Automatic Schema Discovery
By default, the driver automatically infers a relational schema by inspecting the Avro data. This section describes the connection properties available to configure these dynamic schemas.
Detecting Columns
The columns identified during the discovery process depend on the FlattenArrays and FlattenObjects properties.

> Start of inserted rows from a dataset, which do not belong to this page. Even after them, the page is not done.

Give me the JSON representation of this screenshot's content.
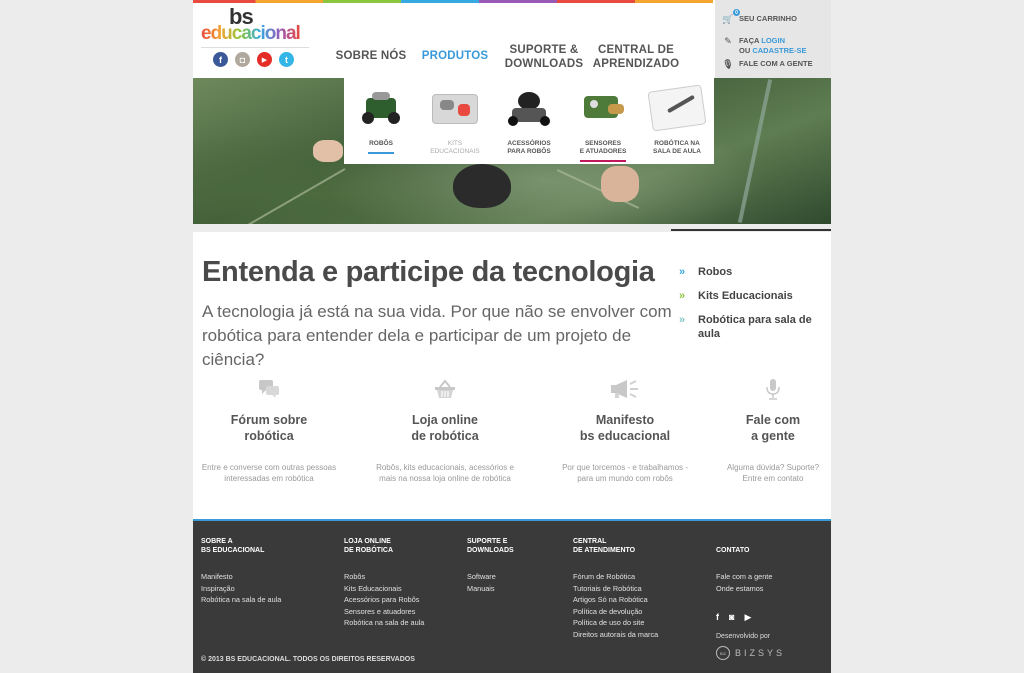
{
  "brand": {
    "logo_top": "bs",
    "logo_bottom": "educacional"
  },
  "socials": [
    {
      "icon": "facebook-icon",
      "glyph": "f",
      "color": "#3b5998"
    },
    {
      "icon": "instagram-icon",
      "glyph": "◘",
      "color": "#b0a89c"
    },
    {
      "icon": "youtube-icon",
      "glyph": "▶",
      "color": "#e52d27"
    },
    {
      "icon": "twitter-icon",
      "glyph": "t",
      "color": "#33b5e5"
    }
  ],
  "nav": {
    "sobre": "SOBRE NÓS",
    "produtos": "PRODUTOS",
    "suporte_1": "SUPORTE &",
    "suporte_2": "DOWNLOADS",
    "central_1": "CENTRAL DE",
    "central_2": "APRENDIZADO"
  },
  "userpanel": {
    "cart_count": "0",
    "cart": "SEU CARRINHO",
    "faca": "FAÇA",
    "login": "LOGIN",
    "ou": "OU",
    "cadastre": "CADASTRE-SE",
    "fale": "FALE COM A GENTE"
  },
  "dropdown": [
    {
      "l1": "ROBÔS",
      "l2": "",
      "muted": false,
      "bar": "#3a9ad9"
    },
    {
      "l1": "KITS",
      "l2": "EDUCACIONAIS",
      "muted": true,
      "bar": "#f3a530"
    },
    {
      "l1": "ACESSÓRIOS",
      "l2": "PARA ROBÔS",
      "muted": false,
      "bar": ""
    },
    {
      "l1": "SENSORES",
      "l2": "E ATUADORES",
      "muted": false,
      "bar": "#c2185b"
    },
    {
      "l1": "ROBÓTICA NA",
      "l2": "SALA DE AULA",
      "muted": false,
      "bar": ""
    }
  ],
  "main": {
    "headline": "Entenda e participe da tecnologia",
    "subhead": "A tecnologia já está na sua vida. Por que não se envolver com robótica para entender dela e participar de um projeto de ciência?"
  },
  "side_links": [
    {
      "label": "Robos",
      "color": "#36a9e1"
    },
    {
      "label": "Kits Educacionais",
      "color": "#8cc63f"
    },
    {
      "label": "Robótica para sala de aula",
      "color": "#7fc6c0"
    }
  ],
  "features": [
    {
      "icon": "chat-bubbles-icon",
      "t1": "Fórum sobre",
      "t2": "robótica",
      "d1": "Entre e converse com outras pessoas",
      "d2": "interessadas em robótica"
    },
    {
      "icon": "shopping-basket-icon",
      "t1": "Loja online",
      "t2": "de robótica",
      "d1": "Robôs, kits educacionais, acessórios e",
      "d2": "mais na nossa loja online de robótica"
    },
    {
      "icon": "megaphone-icon",
      "t1": "Manifesto",
      "t2": "bs educacional",
      "d1": "Por que torcemos - e trabalhamos -",
      "d2": "para um mundo com robôs"
    },
    {
      "icon": "microphone-icon",
      "t1": "Fale com",
      "t2": "a gente",
      "d1": "Alguma dúvida? Suporte?",
      "d2": "Entre em contato"
    }
  ],
  "footer": {
    "cols": [
      {
        "h1": "SOBRE A",
        "h2": "BS EDUCACIONAL",
        "links": [
          "Manifesto",
          "Inspiração",
          "Robótica na sala de aula"
        ]
      },
      {
        "h1": "LOJA ONLINE",
        "h2": "DE ROBÓTICA",
        "links": [
          "Robôs",
          "Kits Educacionais",
          "Acessórios para Robôs",
          "Sensores e atuadores",
          "Robótica na sala de aula"
        ]
      },
      {
        "h1": "SUPORTE E",
        "h2": "DOWNLOADS",
        "links": [
          "Software",
          "Manuais"
        ]
      },
      {
        "h1": "CENTRAL",
        "h2": "DE ATENDIMENTO",
        "links": [
          "Fórum de Robótica",
          "Tutoriais de Robótica",
          "Artigos Só na Robótica",
          "Política de devolução",
          "Política de uso do site",
          "Direitos autorais da marca"
        ]
      }
    ],
    "contato": {
      "h": "CONTATO",
      "links": [
        "Fale com a gente",
        "Onde estamos"
      ]
    },
    "dev_by": "Desenvolvido por",
    "bizsys": "BIZSYS",
    "copyright": "© 2013 BS EDUCACIONAL. TODOS OS DIREITOS RESERVADOS"
  }
}
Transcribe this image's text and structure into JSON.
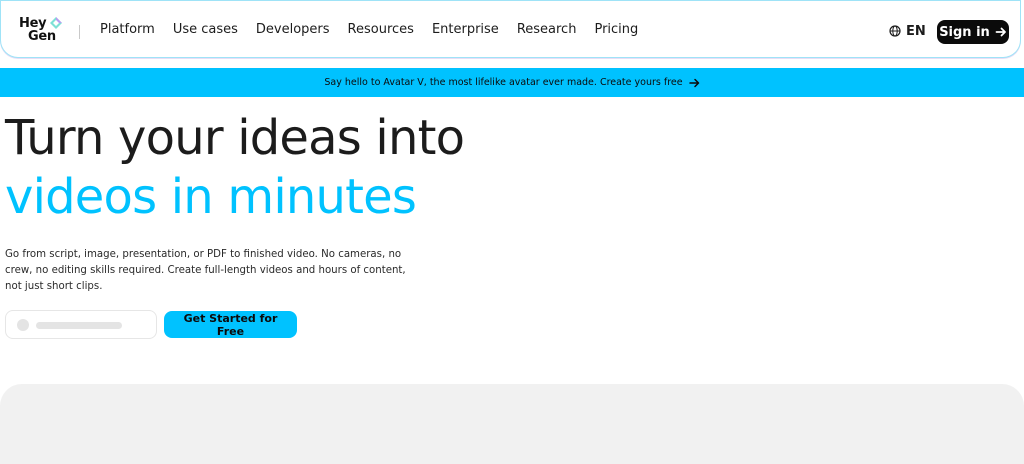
{
  "brand": {
    "logo_line1": "Hey",
    "logo_line2": "Gen"
  },
  "nav": {
    "items": [
      "Platform",
      "Use cases",
      "Developers",
      "Resources",
      "Enterprise",
      "Research",
      "Pricing"
    ],
    "language": "EN",
    "signin_label": "Sign in"
  },
  "banner": {
    "text": "Say hello to Avatar V, the most lifelike avatar ever made. Create yours free"
  },
  "hero": {
    "title_line1": "Turn your ideas into",
    "title_line2": "videos in minutes",
    "subtitle": "Go from script, image, presentation, or PDF to finished video. No cameras, no crew, no editing skills required. Create full-length videos and hours of content, not just short clips.",
    "cta_label": "Get Started for Free"
  },
  "colors": {
    "accent": "#00c2ff",
    "dark": "#0b0b0b",
    "panel": "#f1f1f1"
  },
  "icons": [
    "globe-icon",
    "arrow-right-icon",
    "logo-gem-icon"
  ]
}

If FlattenObjects is set (this is the default), nested objects will be flattened into a series of columns.
Example Data Set
To provide an example of how these options work, consider the following schema:
{ "type" : "record", "name" : "Root", "fields" : [ { "name" : "id", "type" : [ "null", "long" ] }, { "name" : "name", "type" : [ "null", "string" ] }, { "name" : "annual_revenue", "type" : [ "null", "long" ] }, { "name" : "offices", "type" : { "type" : "array", "items" : "string" } }, { "name" : "address", "type" : [ "null", { "type" : "record", "name" : "Address", "namespace" : "root", "fields" : [ { "name" : "city", "type" : [ "null", "string" ] }, { "name" : "state", "type" : [ "null", "string" ] }, { "name" : "street", "type" : [ "null", "string" ] } ] } ] }] }
Also consider the following example data for the above schema:
{ "id": 12, "name": "Lohia Manufacturers Inc.", "annual_revenue": 35600000, "offices": [ "Chapel Hill", "London", "New York" ], "address": { "city": "Chapel Hill", "state": "NC", "street": "Main Street" } }
Using FlattenObjects
If FlattenObjects is set, all nested objects will be flattened into a series of columns. The above example will be represented by the following columns:
Column Name | Data Type | Example Value |
id | Integer | 12 |
name | String | Lohia Manufacturers Inc. |
address.street | String | Main Street |
address.city | String | Chapel Hill |
address.state | String | NC |
offices | String | ["Chapel Hill", "London", "New York"] |
annual_revenue | Double | 35,600,000 |
If FlattenObjects is not set, then the address.street, address.city, and address.state columns will not be broken apart. The address column of type string will instead represent the entire object. Its value would be the following:
{street: "Main Street", city: "Chapel Hill", state: "NC"}
Using FlattenArrays
The FlattenArrays property can be used to flatten array values into columns of their own. This is only recommended for arrays that are expected to be short, for example the coordinates below:
"coord": [ -73.856077, 40.848447 ]The FlattenArrays property can be set to 2 to represent the array above as follows:
Column Name | Data Type | Example Value |
coord.0 | Float | -73.856077 |
coord.1 | Float | 40.848447 |